Ciudad de México, 16 enero 2017.- (Cimacnoticias) Todo comenzó en el momento en que el primer ministro recibe un mensaje de que la princesa de su país había sido secuestrada por un grupo criminal. La petición de rescate es muy clara:
El primer ministro debe tener sexo con un cerdo, debe ser grabado y transmitido en vivo, de lo contrario el gobernante será responsable del homicidio de la princesa más querida de su país.
La central de inteligencia intenta contratar a un actor porno, pero de inmediato los secuestradores se percatan y advierten que la princesa morirá.
Todo el país ve con un morbo inconmensurable la humillación inaudita del Primer Ministro en un acto zoofílico; ese morbo se convierte en vergüenza, pena, lástima y rabia contra quienes son capaces de controlar de semejante forma al líder político de un país.
Es la trama de uno de los capítulos de la magnífica serie de Netflix Black Mirror.
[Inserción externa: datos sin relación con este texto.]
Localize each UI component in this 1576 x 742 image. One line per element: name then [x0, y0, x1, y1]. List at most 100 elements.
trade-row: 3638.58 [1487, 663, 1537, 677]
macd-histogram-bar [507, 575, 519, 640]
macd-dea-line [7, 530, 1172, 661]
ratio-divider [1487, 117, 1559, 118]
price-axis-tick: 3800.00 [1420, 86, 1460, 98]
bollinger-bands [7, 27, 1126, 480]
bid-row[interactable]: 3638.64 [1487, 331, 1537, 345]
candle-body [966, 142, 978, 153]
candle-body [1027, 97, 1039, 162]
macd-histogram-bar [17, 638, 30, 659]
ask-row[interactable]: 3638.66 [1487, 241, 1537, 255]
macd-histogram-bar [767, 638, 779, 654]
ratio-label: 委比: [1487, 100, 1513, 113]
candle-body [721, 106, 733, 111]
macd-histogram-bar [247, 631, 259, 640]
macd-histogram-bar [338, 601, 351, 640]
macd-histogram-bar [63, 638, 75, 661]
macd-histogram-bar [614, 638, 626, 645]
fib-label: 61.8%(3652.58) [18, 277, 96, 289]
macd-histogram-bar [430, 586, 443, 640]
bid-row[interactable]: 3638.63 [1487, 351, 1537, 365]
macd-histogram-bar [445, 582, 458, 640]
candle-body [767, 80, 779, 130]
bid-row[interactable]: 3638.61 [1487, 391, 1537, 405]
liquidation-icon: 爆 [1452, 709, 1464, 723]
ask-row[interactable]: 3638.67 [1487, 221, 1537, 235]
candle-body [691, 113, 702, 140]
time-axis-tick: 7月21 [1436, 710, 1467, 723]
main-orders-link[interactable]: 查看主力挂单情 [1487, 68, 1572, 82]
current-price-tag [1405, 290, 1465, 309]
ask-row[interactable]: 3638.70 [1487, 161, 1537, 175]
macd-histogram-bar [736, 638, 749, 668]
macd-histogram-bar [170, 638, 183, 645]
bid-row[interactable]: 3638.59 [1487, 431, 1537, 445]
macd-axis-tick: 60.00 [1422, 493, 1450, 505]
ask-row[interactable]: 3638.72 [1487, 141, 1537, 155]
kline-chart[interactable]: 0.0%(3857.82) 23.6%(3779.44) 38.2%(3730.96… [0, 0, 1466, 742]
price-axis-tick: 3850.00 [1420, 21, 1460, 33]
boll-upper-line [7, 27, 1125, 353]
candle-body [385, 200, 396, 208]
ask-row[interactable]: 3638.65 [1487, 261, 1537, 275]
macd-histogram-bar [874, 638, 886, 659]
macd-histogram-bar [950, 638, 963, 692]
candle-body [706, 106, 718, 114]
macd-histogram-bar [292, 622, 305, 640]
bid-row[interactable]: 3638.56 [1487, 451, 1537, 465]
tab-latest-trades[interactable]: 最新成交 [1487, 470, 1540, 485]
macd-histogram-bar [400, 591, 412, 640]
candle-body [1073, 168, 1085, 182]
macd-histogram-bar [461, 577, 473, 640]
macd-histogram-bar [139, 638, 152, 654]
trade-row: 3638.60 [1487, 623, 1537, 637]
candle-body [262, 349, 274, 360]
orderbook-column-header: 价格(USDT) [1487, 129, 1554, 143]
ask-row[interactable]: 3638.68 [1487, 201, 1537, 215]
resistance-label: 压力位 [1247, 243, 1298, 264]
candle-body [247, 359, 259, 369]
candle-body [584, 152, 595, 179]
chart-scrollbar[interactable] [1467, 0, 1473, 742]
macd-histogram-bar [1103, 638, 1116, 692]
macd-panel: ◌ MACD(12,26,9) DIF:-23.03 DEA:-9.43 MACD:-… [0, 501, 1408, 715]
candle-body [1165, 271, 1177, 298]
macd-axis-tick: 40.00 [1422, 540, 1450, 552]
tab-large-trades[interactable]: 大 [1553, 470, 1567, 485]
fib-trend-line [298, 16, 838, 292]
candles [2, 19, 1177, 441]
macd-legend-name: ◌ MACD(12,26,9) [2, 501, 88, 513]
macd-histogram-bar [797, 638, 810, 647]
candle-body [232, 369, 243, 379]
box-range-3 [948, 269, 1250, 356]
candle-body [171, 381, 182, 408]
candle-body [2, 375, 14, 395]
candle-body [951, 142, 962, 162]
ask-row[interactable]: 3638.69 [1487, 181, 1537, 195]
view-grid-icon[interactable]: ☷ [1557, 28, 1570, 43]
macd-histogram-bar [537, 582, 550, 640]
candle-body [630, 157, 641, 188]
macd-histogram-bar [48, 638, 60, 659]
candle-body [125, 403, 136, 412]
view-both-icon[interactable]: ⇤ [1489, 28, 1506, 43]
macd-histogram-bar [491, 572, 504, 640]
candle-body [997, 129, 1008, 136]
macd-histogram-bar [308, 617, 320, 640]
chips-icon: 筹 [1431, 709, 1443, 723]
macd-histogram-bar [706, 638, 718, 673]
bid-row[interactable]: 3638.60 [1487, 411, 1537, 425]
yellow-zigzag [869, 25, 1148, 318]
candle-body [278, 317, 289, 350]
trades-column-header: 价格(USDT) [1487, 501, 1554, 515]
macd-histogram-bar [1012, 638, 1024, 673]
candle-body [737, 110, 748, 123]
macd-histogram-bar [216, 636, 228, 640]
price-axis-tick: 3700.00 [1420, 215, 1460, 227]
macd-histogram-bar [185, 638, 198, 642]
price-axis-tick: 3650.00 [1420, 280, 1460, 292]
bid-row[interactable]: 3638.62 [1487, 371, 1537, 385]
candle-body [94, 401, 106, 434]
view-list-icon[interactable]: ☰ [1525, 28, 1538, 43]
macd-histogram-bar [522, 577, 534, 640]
Lo curioso es que Charlie Brooker, el creador de la serie, nunca leyó la biografía no autorizada del primer ministro británico David Cameron.
Según un compañero de Cameron, durante sus años en Oxford, David se vio forzado a llevar a cabo un acto sexual con la cabeza de un cerdo muerto como parte de un rito de paso de la hermandad universitaria (hecho nunca comprobado).
El final de ese capítulo denominado “Himno nacional”, bien podría ser parte de una historia real que sucede a diario en universidades de todo el mundo.
La fragilidad de internet, junto con la posibilidad del parcial anonimato de las redes sociales han revelado uno de los problemas más serios del Siglo XXI:
la violencia cibernética que va desde el hostigamiento menor hasta el secuestro manipulado desde una computadora por un delincuente sentenciado en una prisión de alta seguridad que tiene acceso, una vez al día, al uso de redes sociales y correos electrónicos.
En las universidades encontramos cada vez más casos de jóvenes dispuestos a unirse para destruir la reputación de estudiantes o miembros del profesorado; de entre ellos encontramos a algunos que creen que amenazar de muerte a una profesora mostrando su fotografía con el rostro moreteado como si la hubiesen golpeado severamente es simplemente una forma de disentir con la visión de la educadora.
Otros, como vemos constantemente, amenazan de muerte a periodistas, activistas o políticos usando fotografías de balas, cuerpos destrozados, charcos de sangre, es decir, utilizando todos los recursos de personas que en psiquiatría serían calificadas como sociópatas.
La pregunta que nos hemos hecho en los últimos años quienes investigamos estos actos violentos cada día más visibles en todos los grupos sociales con acceso a internet, es cómo abordar el comportamiento de miles de personas que creen que es divertido jugar a ejercer violencia.
Dicho de otra forma, la incapacidad de la mayoría de las y los usuarios para comprender que las redes sociales son un instrumento comunicacional de la realidad y no una nube inocua en la que se pueden verter odios y frustraciones sin medida.
Miles de jóvenes entrevistados en México, Estados Unidos, y Australia, responden prácticamente lo mismo a las preguntas que hemos hecho grupos de especialistas en violencia social y de género.
Dicen agredir porque están aburridos, porque no tienen mucho que hacer, porque los adultos son estúpidos, les harta la gente que cree saber mucho sobre la vida y lo expresa en redes sociales (incluyendo periodistas y Academia); revelan sentir una adicción al poder de herir a otros desde el anonimato.
Desde la perspectiva de los agresores enmascarados, la reacción de sufrimiento, angustia o miedo de sus víctimas es una simple ciber-paranoia, pero es también una adicción que les produce endorfinas y adrenalina.
Saber que sus víctimas sienten miedo real frente a un acto que ellos consideran una agresión “imaginaria” les divierte, les hace sentir poder.
Lo que no son capaces de comprender es el efecto psicológico que el gozo de ver sufrir a sus víctimas causa en su retentiva neuroquímica, el cómo profundiza las tendencias psicopatológicas en quienes se comunican a través del ciberespacio solamente usando la violencia; descubren que pueden nutrir su crueldad sin sentir culpa o vergüenza por ello.
La salud emocional de quienes dedican buena parte de su tiempo a nutrir y fomentar la violencia cibernética debilita la fibra moral y, por supuesto, destruye la brújula ética de las y los estudiantes en comunidades que no saben cómo enfrentar estos fenómenos.
Por si fuera poco, los adultos responsables de mediar en estos conflictos, ante su desconocimiento y frustración reaccionan con violencia, desprecio y agresión desde su posición de poder frente a las y los jóvenes ciber-agresores. Los demás son seguidores morbosos que no entienden su responsabilidad al dar poder con clicks y likes.
El círculo de violencia no es virtual, es real, concreto y debe ser reconocido, estudiado y abordado adecuadamente.